Coding Prompt 3: Rollback Target Resolver

Given a list of release records sorted newest first, return the first version that is healthy for a requested tenant and model family.

Hidden answer: invariant and Python solution

Invariant: the first matching healthy record is the safest rollback target because records are already sorted newest first.

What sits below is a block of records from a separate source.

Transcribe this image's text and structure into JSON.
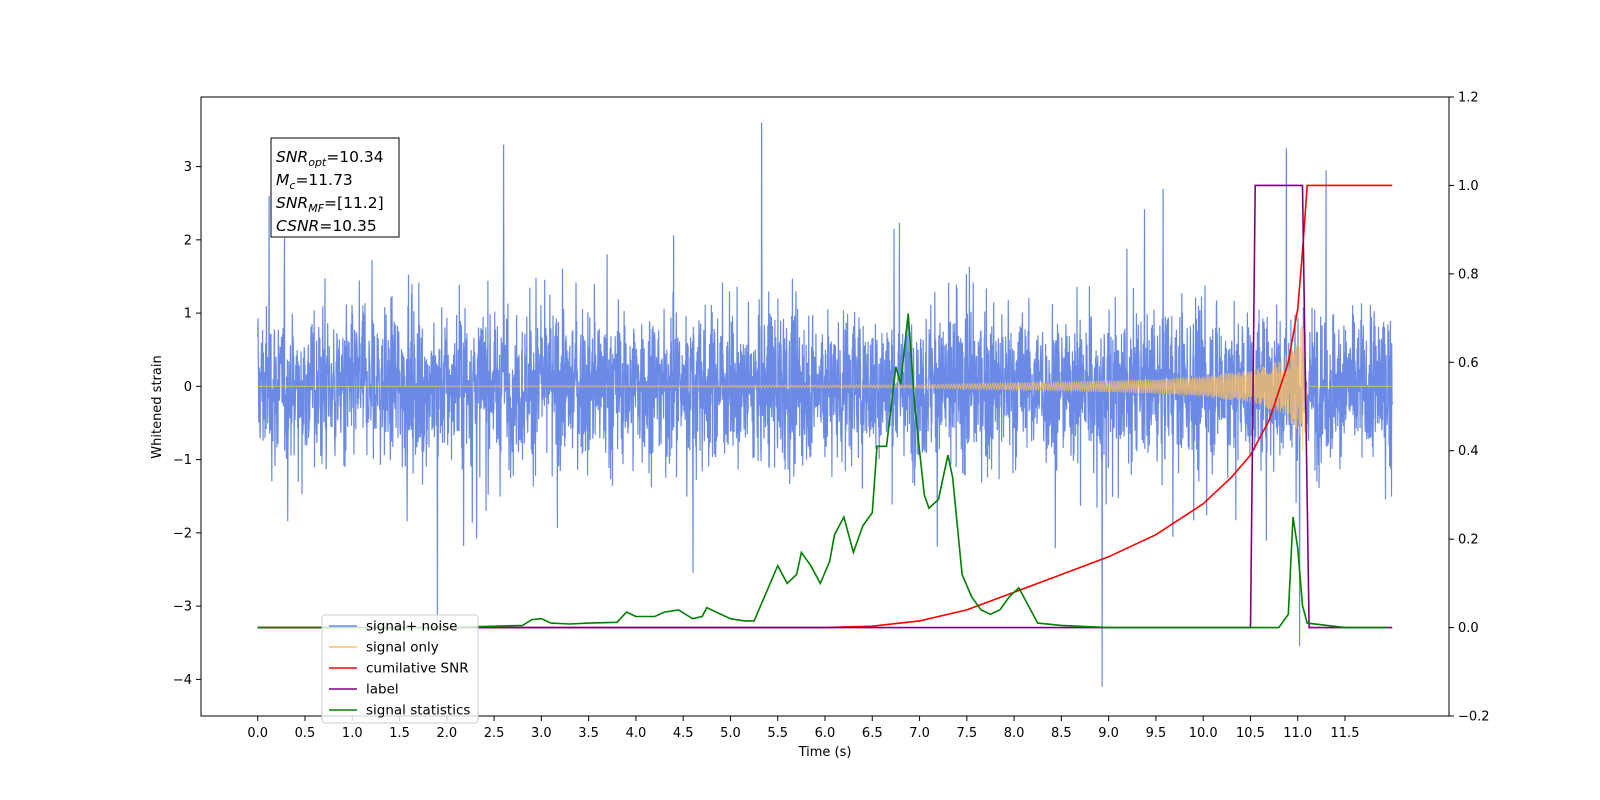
{
  "chart_data": {
    "type": "line",
    "xlabel": "Time (s)",
    "ylabel_left": "Whitened strain",
    "ylabel_right": "",
    "xlim": [
      -0.6,
      12.6
    ],
    "ylim_left": [
      -4.5,
      3.95
    ],
    "ylim_right": [
      -0.2,
      1.2
    ],
    "x_ticks": [
      0.0,
      0.5,
      1.0,
      1.5,
      2.0,
      2.5,
      3.0,
      3.5,
      4.0,
      4.5,
      5.0,
      5.5,
      6.0,
      6.5,
      7.0,
      7.5,
      8.0,
      8.5,
      9.0,
      9.5,
      10.0,
      10.5,
      11.0,
      11.5
    ],
    "x_tick_labels": [
      "0.0",
      "0.5",
      "1.0",
      "1.5",
      "2.0",
      "2.5",
      "3.0",
      "3.5",
      "4.0",
      "4.5",
      "5.0",
      "5.5",
      "6.0",
      "6.5",
      "7.0",
      "7.5",
      "8.0",
      "8.5",
      "9.0",
      "9.5",
      "10.0",
      "10.5",
      "11.0",
      "11.5"
    ],
    "y_left_ticks": [
      3,
      2,
      1,
      0,
      -1,
      -2,
      -3,
      -4
    ],
    "y_left_tick_labels": [
      "3",
      "2",
      "1",
      "0",
      "−1",
      "−2",
      "−3",
      "−4"
    ],
    "y_right_ticks": [
      1.2,
      1.0,
      0.8,
      0.6,
      0.4,
      0.2,
      0.0,
      -0.2
    ],
    "y_right_tick_labels": [
      "1.2",
      "1.0",
      "0.8",
      "0.6",
      "0.4",
      "0.2",
      "0.0",
      "−0.2"
    ],
    "grid": false,
    "legend_position": "lower-left",
    "annotation": {
      "lines": [
        {
          "main": "SNR",
          "sub": "opt",
          "rest": "=10.34"
        },
        {
          "main": "M",
          "sub": "c",
          "rest": "=11.73"
        },
        {
          "main": "SNR",
          "sub": "MF",
          "rest": "=[11.2]"
        },
        {
          "main": "CSNR",
          "sub": "",
          "rest": "=10.35"
        }
      ]
    },
    "series": [
      {
        "name": "signal+ noise",
        "axis": "left",
        "color": "#6a8ae6",
        "x_range": [
          0.0,
          12.0
        ],
        "envelope_typical": 1.3,
        "peaks": [
          {
            "x": 0.12,
            "y": 2.6
          },
          {
            "x": 1.9,
            "y": -3.2
          },
          {
            "x": 2.6,
            "y": 3.3
          },
          {
            "x": 5.33,
            "y": 3.6
          },
          {
            "x": 8.93,
            "y": -4.1
          },
          {
            "x": 10.88,
            "y": 3.25
          },
          {
            "x": 11.02,
            "y": -3.55
          },
          {
            "x": 11.3,
            "y": 2.95
          }
        ]
      },
      {
        "name": "signal only",
        "axis": "left",
        "color": "#ffbf60",
        "x": [
          0.0,
          7.0,
          8.0,
          9.0,
          9.5,
          10.0,
          10.5,
          10.8,
          11.0,
          11.05,
          11.08,
          11.1,
          12.0
        ],
        "amplitude": [
          0.0,
          0.02,
          0.05,
          0.08,
          0.1,
          0.14,
          0.22,
          0.35,
          0.6,
          0.9,
          0.6,
          0.0,
          0.0
        ]
      },
      {
        "name": "cumilative SNR",
        "axis": "right",
        "color": "#ff0000",
        "x": [
          0.0,
          6.0,
          6.5,
          7.0,
          7.5,
          8.0,
          8.5,
          9.0,
          9.5,
          10.0,
          10.3,
          10.5,
          10.7,
          10.9,
          11.0,
          11.05,
          11.1,
          12.0
        ],
        "y": [
          0.0,
          0.0,
          0.003,
          0.015,
          0.04,
          0.08,
          0.12,
          0.16,
          0.21,
          0.28,
          0.34,
          0.39,
          0.47,
          0.6,
          0.72,
          0.85,
          1.0,
          1.0
        ]
      },
      {
        "name": "label",
        "axis": "right",
        "color": "#7b0080",
        "x": [
          0.0,
          10.5,
          10.55,
          11.05,
          11.12,
          12.0
        ],
        "y": [
          0.0,
          0.0,
          1.0,
          1.0,
          0.0,
          0.0
        ]
      },
      {
        "name": "signal statistics",
        "axis": "right",
        "color": "#008000",
        "x": [
          0.0,
          2.0,
          2.5,
          2.8,
          2.9,
          3.0,
          3.1,
          3.3,
          3.5,
          3.8,
          3.9,
          4.0,
          4.2,
          4.3,
          4.45,
          4.6,
          4.7,
          4.75,
          4.85,
          5.0,
          5.15,
          5.25,
          5.3,
          5.4,
          5.5,
          5.6,
          5.7,
          5.75,
          5.85,
          5.95,
          6.05,
          6.1,
          6.2,
          6.3,
          6.4,
          6.5,
          6.55,
          6.65,
          6.75,
          6.8,
          6.88,
          6.95,
          7.05,
          7.1,
          7.2,
          7.3,
          7.35,
          7.45,
          7.55,
          7.65,
          7.75,
          7.85,
          7.95,
          8.05,
          8.25,
          8.5,
          9.0,
          10.0,
          10.8,
          10.9,
          10.95,
          11.0,
          11.05,
          11.1,
          11.5,
          11.95
        ],
        "y": [
          0.0,
          0.0,
          0.003,
          0.005,
          0.018,
          0.02,
          0.01,
          0.008,
          0.01,
          0.012,
          0.035,
          0.025,
          0.025,
          0.035,
          0.04,
          0.02,
          0.025,
          0.045,
          0.035,
          0.02,
          0.015,
          0.015,
          0.04,
          0.09,
          0.14,
          0.1,
          0.12,
          0.17,
          0.14,
          0.1,
          0.15,
          0.21,
          0.25,
          0.17,
          0.23,
          0.26,
          0.41,
          0.41,
          0.59,
          0.55,
          0.71,
          0.5,
          0.3,
          0.27,
          0.29,
          0.39,
          0.34,
          0.12,
          0.07,
          0.04,
          0.03,
          0.04,
          0.07,
          0.09,
          0.01,
          0.005,
          0.0,
          0.0,
          0.0,
          0.03,
          0.25,
          0.18,
          0.05,
          0.01,
          0.0,
          0.0
        ]
      }
    ]
  }
}
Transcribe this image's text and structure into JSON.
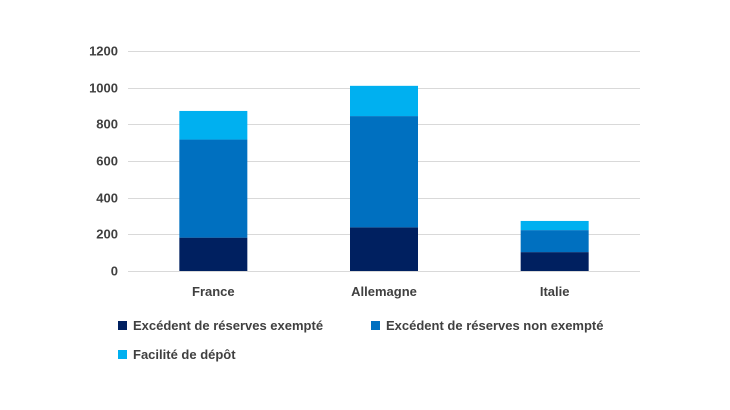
{
  "chart_data": {
    "type": "bar",
    "stacked": true,
    "categories": [
      "France",
      "Allemagne",
      "Italie"
    ],
    "series": [
      {
        "name": "Excédent de réserves exempté",
        "color": "#002060",
        "values": [
          182,
          238,
          103
        ]
      },
      {
        "name": "Excédent de réserves non exempté",
        "color": "#0070C0",
        "values": [
          535,
          607,
          120
        ]
      },
      {
        "name": "Facilité de dépôt",
        "color": "#00B0F0",
        "values": [
          156,
          165,
          50
        ]
      }
    ],
    "ylim": [
      0,
      1200
    ],
    "yticks": [
      0,
      200,
      400,
      600,
      800,
      1000,
      1200
    ],
    "grid": true,
    "legend_position": "bottom",
    "title": "",
    "xlabel": "",
    "ylabel": ""
  }
}
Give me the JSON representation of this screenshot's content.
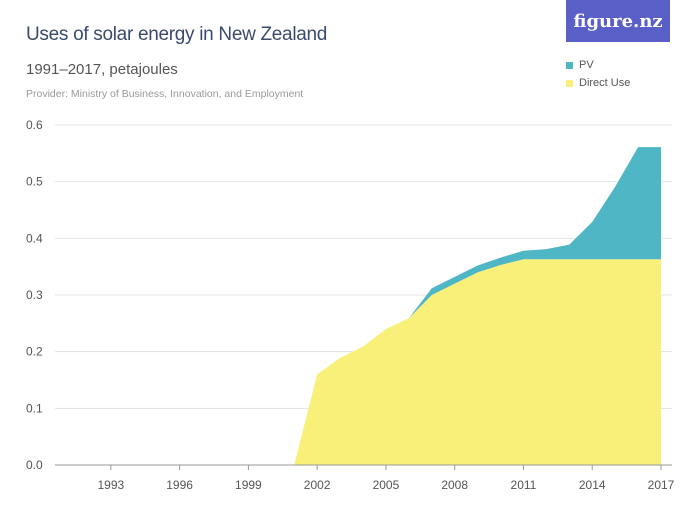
{
  "header": {
    "title": "Uses of solar energy in New Zealand",
    "subtitle": "1991–2017, petajoules",
    "provider": "Provider: Ministry of Business, Innovation, and Employment",
    "logo": "figure.nz"
  },
  "chart_data": {
    "type": "area",
    "stacked": true,
    "title": "Uses of solar energy in New Zealand",
    "subtitle": "1991–2017, petajoules",
    "ylim": [
      0,
      0.6
    ],
    "yticks": [
      "0.0",
      "0.1",
      "0.2",
      "0.3",
      "0.4",
      "0.5",
      "0.6"
    ],
    "xticks": [
      "1993",
      "1996",
      "1999",
      "2002",
      "2005",
      "2008",
      "2011",
      "2014",
      "2017"
    ],
    "grid": true,
    "legend": "top-right",
    "x": [
      1991,
      1992,
      1993,
      1994,
      1995,
      1996,
      1997,
      1998,
      1999,
      2000,
      2001,
      2002,
      2003,
      2004,
      2005,
      2006,
      2007,
      2008,
      2009,
      2010,
      2011,
      2012,
      2013,
      2014,
      2015,
      2016,
      2017
    ],
    "series": [
      {
        "name": "Direct Use",
        "color": "#f9f07a",
        "values": [
          0,
          0,
          0,
          0,
          0,
          0,
          0,
          0,
          0,
          0,
          0,
          0.16,
          0.189,
          0.209,
          0.24,
          0.259,
          0.3,
          0.32,
          0.34,
          0.353,
          0.363,
          0.363,
          0.363,
          0.363,
          0.363,
          0.363,
          0.363
        ]
      },
      {
        "name": "PV",
        "color": "#4fb6c6",
        "values": [
          0,
          0,
          0,
          0,
          0,
          0,
          0,
          0,
          0,
          0,
          0,
          0,
          0,
          0,
          0,
          0,
          0.012,
          0.012,
          0.012,
          0.013,
          0.015,
          0.018,
          0.026,
          0.066,
          0.128,
          0.198,
          0.198
        ]
      }
    ]
  }
}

Test no match, tenant-specific block, model-family mismatch, and a global release that applies to all tenants.

def resolve_rollback_target(releases, tenant, family):
    for release in releases:
        tenants = release.get("tenants", ["*"])
        if family != release["family"]:
            continue
        if tenant not in tenants and "*" not in tenants:
            continue
        if release.get("healthy") and not release.get("blocked"):
            return release["version"]
    return None

Scoring

Advanced Rubric

Names assumptions and turns them into measurable requirements.
Separates serving, eval, data, admin, and rollback paths.
Chooses metrics that catch slice regressions and user-visible failures.
Explains cost and latency tradeoffs without sacrificing safety or debuggability.
Uses privacy-safe telemetry and avoids raw audio or transcript exposure.
Writes coding solutions with invariants, edge cases, and complexity analysis.

Question: What is a failing capstone answer?

A failing answer optimizes aggregate metrics only, has no rollback target, mixes batch and interactive traffic without deadlines, cannot explain slice drift, requests private raw data casually, or writes code without testing empty, boundary, and missing-data cases.